Can it write queries that handle time-series data — running totals, moving averages, period-over-period comparisons?

Time-series SQL is one of its deep specialties. It writes window functions for running totals with ROWS BETWEEN clauses that correctly specify the window frame, moving averages with configurable lookback windows, period-over-period comparisons using LAG/LEAD with proper handling of the first period (where LAG returns NULL), and year-over-year growth calculations. It also handles the common trap of date-range joins that accidentally include partial periods or double-count boundary dates.

04

What about query optimisation — can it look at a slow query and figure out why?

It performs a structured diagnostic on slow queries. First, it checks whether SELECT * is pulling unnecessary columns. Then it examines JOIN order — smaller result sets should typically be joined earlier.
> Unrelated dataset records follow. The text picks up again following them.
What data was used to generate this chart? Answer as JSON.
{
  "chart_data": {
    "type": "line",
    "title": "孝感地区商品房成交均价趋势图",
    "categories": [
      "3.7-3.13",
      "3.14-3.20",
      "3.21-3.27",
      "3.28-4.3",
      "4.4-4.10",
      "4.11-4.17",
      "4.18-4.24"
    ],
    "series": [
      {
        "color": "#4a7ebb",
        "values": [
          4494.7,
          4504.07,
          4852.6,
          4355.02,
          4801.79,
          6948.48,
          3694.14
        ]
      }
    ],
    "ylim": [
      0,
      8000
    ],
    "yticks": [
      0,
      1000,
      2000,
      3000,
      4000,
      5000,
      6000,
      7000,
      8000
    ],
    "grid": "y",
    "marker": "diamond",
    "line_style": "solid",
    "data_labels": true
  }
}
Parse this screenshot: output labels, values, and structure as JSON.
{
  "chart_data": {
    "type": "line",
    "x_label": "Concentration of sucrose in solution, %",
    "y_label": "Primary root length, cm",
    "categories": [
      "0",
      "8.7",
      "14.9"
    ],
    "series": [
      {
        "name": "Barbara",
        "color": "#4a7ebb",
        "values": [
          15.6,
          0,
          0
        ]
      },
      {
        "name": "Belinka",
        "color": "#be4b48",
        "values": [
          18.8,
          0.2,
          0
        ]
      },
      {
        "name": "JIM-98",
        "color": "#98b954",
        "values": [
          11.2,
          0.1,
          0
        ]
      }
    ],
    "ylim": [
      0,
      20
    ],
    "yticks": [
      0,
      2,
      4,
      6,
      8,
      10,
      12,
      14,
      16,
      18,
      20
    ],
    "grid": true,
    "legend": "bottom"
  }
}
It analyses WHERE clause sargability (can the database use an index?) and suggests function rewrites that preserve index usage. It reviews subqueries for opportunities to rewrite as JOINs or CTEs, and flags correlated subqueries that execute once per outer row. Each finding includes the expected performance improvement.

05

Can it help me design a database index strategy for my specific query patterns?

It analyses your query workload and recommends a targeted index strategy rather than the common mistake of 'index all the things.' It identifies which queries are run most frequently and deserve the most indexing investment, suggests composite index column order based on selectivity (most selective column first), distinguishes between indexes that support filtering (WHERE columns), sorting (ORDER BY columns), and covering (all columns needed by the query), and warns when too many indexes are slowing down writes.

06

How does it handle data migration — writing queries that move data between systems safely?
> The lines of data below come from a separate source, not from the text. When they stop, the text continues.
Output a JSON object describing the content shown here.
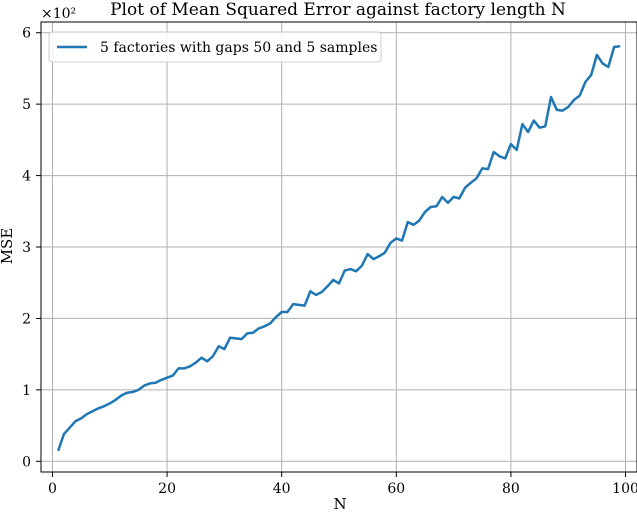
{
  "chart_data": {
    "type": "line",
    "title": "Plot of Mean Squared Error against factory length N",
    "xlabel": "N",
    "ylabel": "MSE",
    "y_multiplier_label": "×10²",
    "y_scale_factor": 100,
    "xlim": [
      -2,
      102
    ],
    "ylim": [
      -0.15,
      6.15
    ],
    "xticks": [
      0,
      20,
      40,
      60,
      80,
      100
    ],
    "yticks": [
      0,
      1,
      2,
      3,
      4,
      5,
      6
    ],
    "grid": true,
    "legend_position": "top-left",
    "series": [
      {
        "name": "5 factories with gaps 50 and 5 samples",
        "color": "#1f77b4",
        "x": [
          1,
          2,
          3,
          4,
          5,
          6,
          7,
          8,
          9,
          10,
          11,
          12,
          13,
          14,
          15,
          16,
          17,
          18,
          19,
          20,
          21,
          22,
          23,
          24,
          25,
          26,
          27,
          28,
          29,
          30,
          31,
          32,
          33,
          34,
          35,
          36,
          37,
          38,
          39,
          40,
          41,
          42,
          43,
          44,
          45,
          46,
          47,
          48,
          49,
          50,
          51,
          52,
          53,
          54,
          55,
          56,
          57,
          58,
          59,
          60,
          61,
          62,
          63,
          64,
          65,
          66,
          67,
          68,
          69,
          70,
          71,
          72,
          73,
          74,
          75,
          76,
          77,
          78,
          79,
          80,
          81,
          82,
          83,
          84,
          85,
          86,
          87,
          88,
          89,
          90,
          91,
          92,
          93,
          94,
          95,
          96,
          97,
          98,
          99
        ],
        "values": [
          0.15,
          0.38,
          0.47,
          0.56,
          0.6,
          0.66,
          0.7,
          0.74,
          0.77,
          0.81,
          0.86,
          0.92,
          0.96,
          0.97,
          1.0,
          1.06,
          1.09,
          1.1,
          1.14,
          1.17,
          1.2,
          1.3,
          1.3,
          1.33,
          1.38,
          1.45,
          1.4,
          1.47,
          1.61,
          1.57,
          1.73,
          1.72,
          1.71,
          1.79,
          1.8,
          1.86,
          1.89,
          1.93,
          2.02,
          2.09,
          2.09,
          2.2,
          2.19,
          2.18,
          2.38,
          2.33,
          2.37,
          2.45,
          2.54,
          2.49,
          2.67,
          2.69,
          2.66,
          2.74,
          2.9,
          2.83,
          2.87,
          2.92,
          3.06,
          3.12,
          3.09,
          3.35,
          3.31,
          3.37,
          3.49,
          3.56,
          3.57,
          3.7,
          3.62,
          3.7,
          3.68,
          3.83,
          3.9,
          3.96,
          4.1,
          4.09,
          4.33,
          4.27,
          4.24,
          4.44,
          4.36,
          4.72,
          4.61,
          4.77,
          4.67,
          4.69,
          5.1,
          4.92,
          4.91,
          4.96,
          5.06,
          5.12,
          5.31,
          5.41,
          5.69,
          5.57,
          5.52,
          5.8,
          5.81
        ]
      }
    ]
  }
}
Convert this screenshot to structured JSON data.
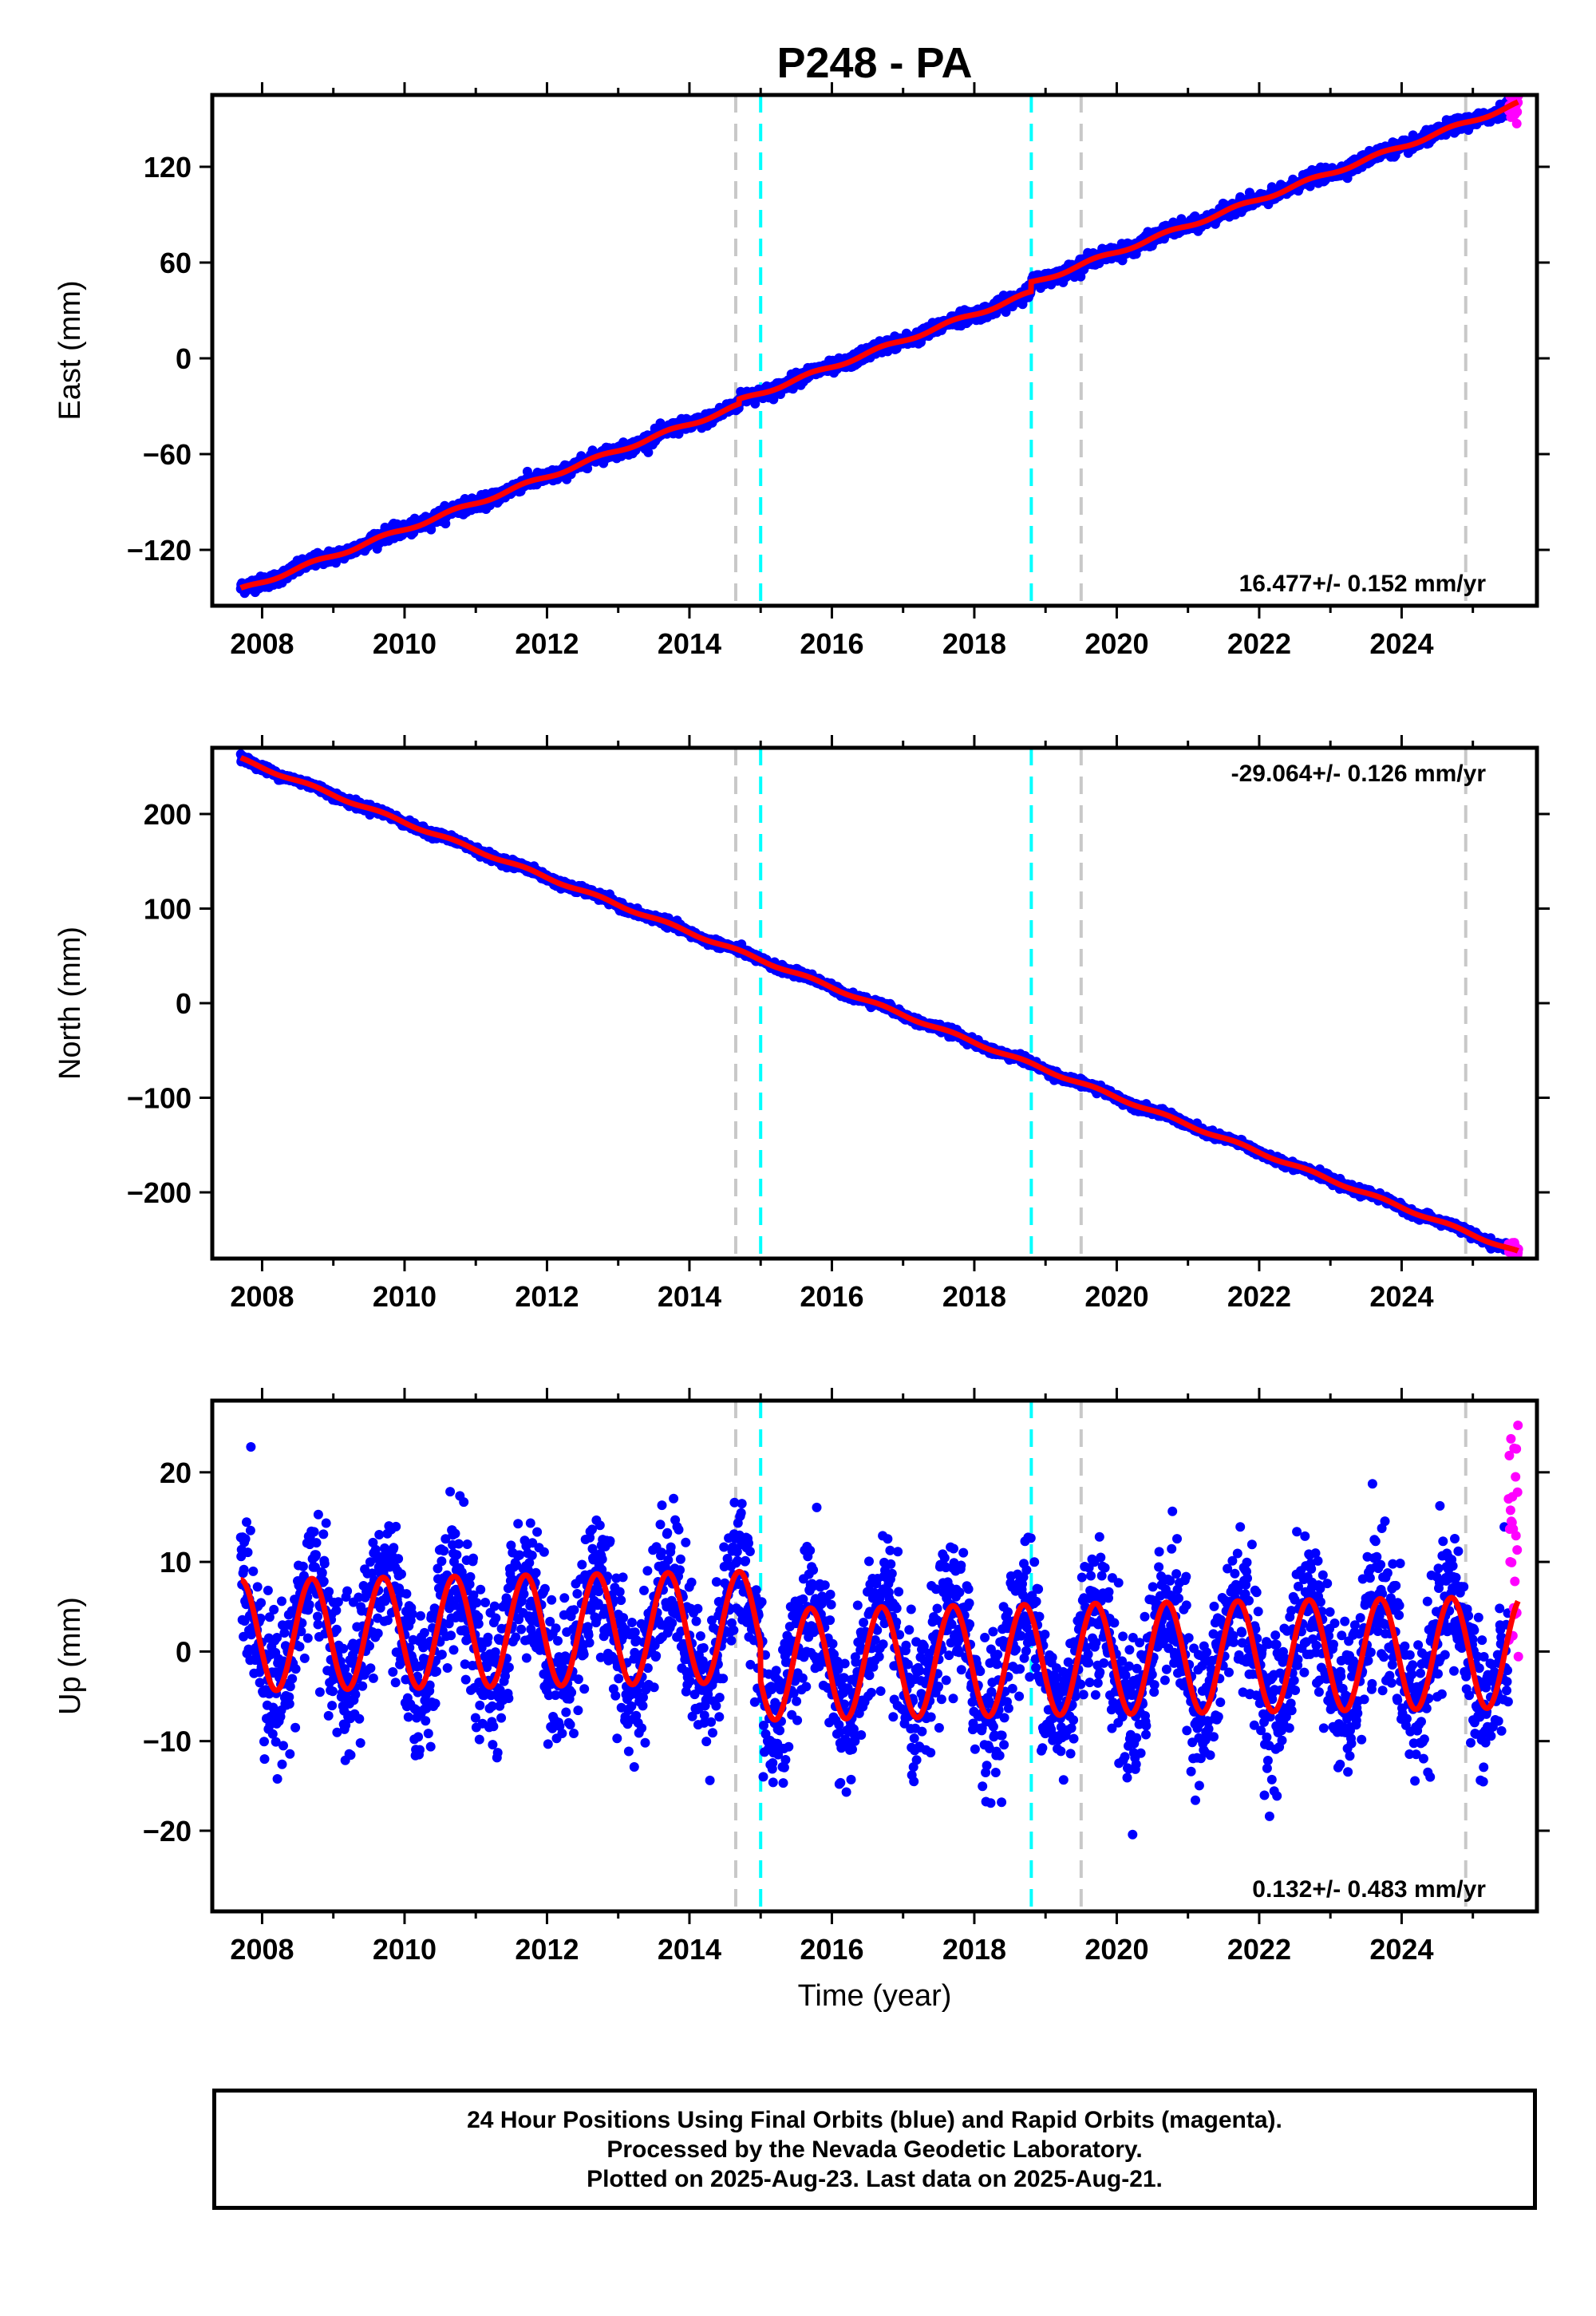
{
  "title": "P248 - PA",
  "colors": {
    "final_points": "#0000ff",
    "rapid_points": "#ff00ff",
    "model": "#ff0000",
    "equipment_change": "#c8c8c8",
    "earthquake": "#00ffff"
  },
  "chart_data": [
    {
      "type": "scatter",
      "component": "East",
      "ylabel": "East (mm)",
      "xlim": [
        2007.3,
        2025.9
      ],
      "ylim": [
        -155,
        165
      ],
      "yticks": [
        -120,
        -60,
        0,
        60,
        120
      ],
      "yticklabels": [
        "−120",
        "−60",
        "0",
        "60",
        "120"
      ],
      "xticks": [
        2008,
        2010,
        2012,
        2014,
        2016,
        2018,
        2020,
        2022,
        2024
      ],
      "rate_label": "16.477+/- 0.152 mm/yr",
      "rate_position": "bottom-right",
      "model": {
        "x0": 2007.7,
        "y0": -145,
        "rate": 16.48,
        "annual_amplitude": 1.2,
        "offsets": [
          [
            2014.7,
            3
          ],
          [
            2018.8,
            6
          ]
        ]
      },
      "scatter": 2.0
    },
    {
      "type": "scatter",
      "component": "North",
      "ylabel": "North (mm)",
      "xlim": [
        2007.3,
        2025.9
      ],
      "ylim": [
        -270,
        270
      ],
      "yticks": [
        -200,
        -100,
        0,
        100,
        200
      ],
      "yticklabels": [
        "−200",
        "−100",
        "0",
        "100",
        "200"
      ],
      "xticks": [
        2008,
        2010,
        2012,
        2014,
        2016,
        2018,
        2020,
        2022,
        2024
      ],
      "rate_label": "-29.064+/- 0.126 mm/yr",
      "rate_position": "top-right",
      "model": {
        "x0": 2007.7,
        "y0": 258,
        "rate": -29.06,
        "annual_amplitude": 1.5,
        "offsets": []
      },
      "scatter": 2.0
    },
    {
      "type": "scatter",
      "component": "Up",
      "ylabel": "Up (mm)",
      "xlabel": "Time (year)",
      "xlim": [
        2007.3,
        2025.9
      ],
      "ylim": [
        -29,
        28
      ],
      "yticks": [
        -20,
        -10,
        0,
        10,
        20
      ],
      "yticklabels": [
        "−20",
        "−10",
        "0",
        "10",
        "20"
      ],
      "xticks": [
        2008,
        2010,
        2012,
        2014,
        2016,
        2018,
        2020,
        2022,
        2024
      ],
      "rate_label": "0.132+/- 0.483 mm/yr",
      "rate_position": "bottom-right",
      "model": {
        "x0": 2007.7,
        "y0": 1.8,
        "rate": 0.13,
        "annual_amplitude": 6.2,
        "offsets": [
          [
            2015.0,
            -4.2
          ]
        ]
      },
      "scatter": 4.0
    }
  ],
  "events": {
    "equipment_change": [
      2014.65,
      2019.5,
      2024.9
    ],
    "earthquake": [
      2015.0,
      2018.8
    ]
  },
  "data_span": {
    "start": 2007.7,
    "end": 2025.64,
    "rapid_start": 2025.5
  },
  "footer": {
    "line1": "24 Hour Positions Using Final Orbits (blue) and Rapid Orbits (magenta).",
    "line2": "Processed by the Nevada Geodetic Laboratory.",
    "line3": "Plotted on 2025-Aug-23. Last data on 2025-Aug-21."
  }
}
It writes migration queries with production safety in mind. INSERT statements include ON CONFLICT handling for idempotent reruns. UPDATE statements include a SELECT...FOR UPDATE in a transaction for row-level locking. Large migrations are batched with LIMIT and OFFSET or keyset pagination to avoid long-running transactions. Every migration query includes a rollback script and a verification query that confirms row counts match between source and destination before the migration is considered complete.

07

Can it help me understand and fix deadlocks and locking issues?
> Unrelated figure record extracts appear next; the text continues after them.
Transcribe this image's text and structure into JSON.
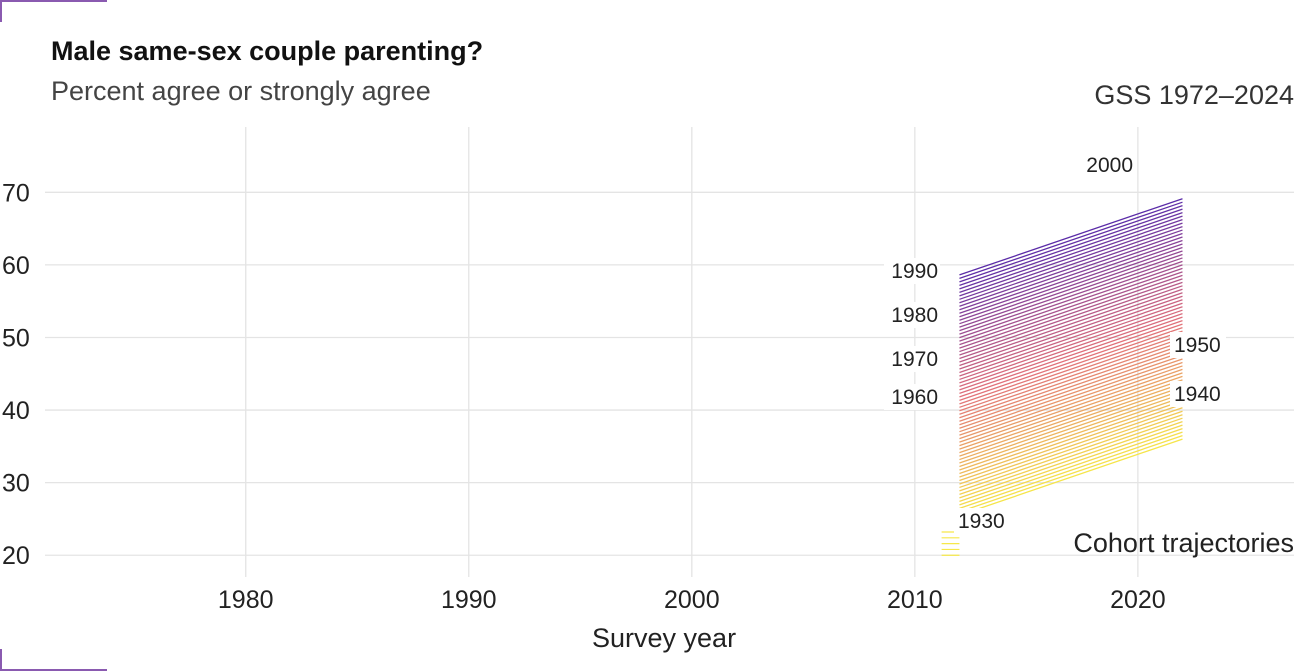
{
  "header": {
    "title": "Male same-sex couple parenting?",
    "subtitle": "Percent agree or strongly agree",
    "source": "GSS 1972–2024"
  },
  "annotation": "Cohort trajectories",
  "colors": {
    "low": "#f6e84a",
    "mid": "#e1707a",
    "high": "#5b2ca8",
    "grid": "#e4e4e4"
  },
  "chart_data": {
    "type": "line",
    "title": "Male same-sex couple parenting?",
    "subtitle": "Percent agree or strongly agree",
    "xlabel": "Survey year",
    "ylabel": "",
    "xlim": [
      1971,
      2027
    ],
    "ylim": [
      17,
      79
    ],
    "x_ticks": [
      1980,
      1990,
      2000,
      2010,
      2020
    ],
    "y_ticks": [
      20,
      30,
      40,
      50,
      60,
      70
    ],
    "grid": true,
    "legend": "none",
    "survey_years": [
      2012,
      2022
    ],
    "cohort_range": [
      1930,
      2000
    ],
    "cohort_line_model": "start value 25.5 + 0.48 per cohort year after 1931 (2012); end value 36 + 0.48 per cohort year after 1931 (2022); 1930 cohort short flat segment 2011.2-2012 near 20-24",
    "cohort_labels": [
      {
        "label": "1930",
        "cohort": 1930
      },
      {
        "label": "1940",
        "cohort": 1940
      },
      {
        "label": "1950",
        "cohort": 1950
      },
      {
        "label": "1960",
        "cohort": 1960
      },
      {
        "label": "1970",
        "cohort": 1970
      },
      {
        "label": "1980",
        "cohort": 1980
      },
      {
        "label": "1990",
        "cohort": 1990
      },
      {
        "label": "2000",
        "cohort": 2000
      }
    ]
  }
}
It explains deadlocks in terms of the classic conditions — mutual exclusion, hold and wait, no preemption, circular wait — and helps you break the cycle. It teaches you to read deadlock logs, identify the two transactions that are blocking each other, and restructure them to acquire locks in the same order. It also covers isolation-level trade-offs (READ COMMITTED vs. REPEATABLE READ vs. SERIALIZABLE) and when a lower isolation level is an acceptable trade for reduced locking contention.

08

Can I use this to learn SQL from scratch, or do I need some foundation?

It can teach SQL from absolute zero. The teaching approach is project-driven rather than syntax-drill-based: you describe something you want to do with data, and the GPT introduces concepts as they become necessary to solve your real problem. SELECT and FROM come first because you need to see data. WHERE comes next because you want to filter it. JOINs come when your data is split across tables. Each concept is motivated by a concrete need rather than appearing in a syllabus order, which makes the learning stick better than a textbook sequence.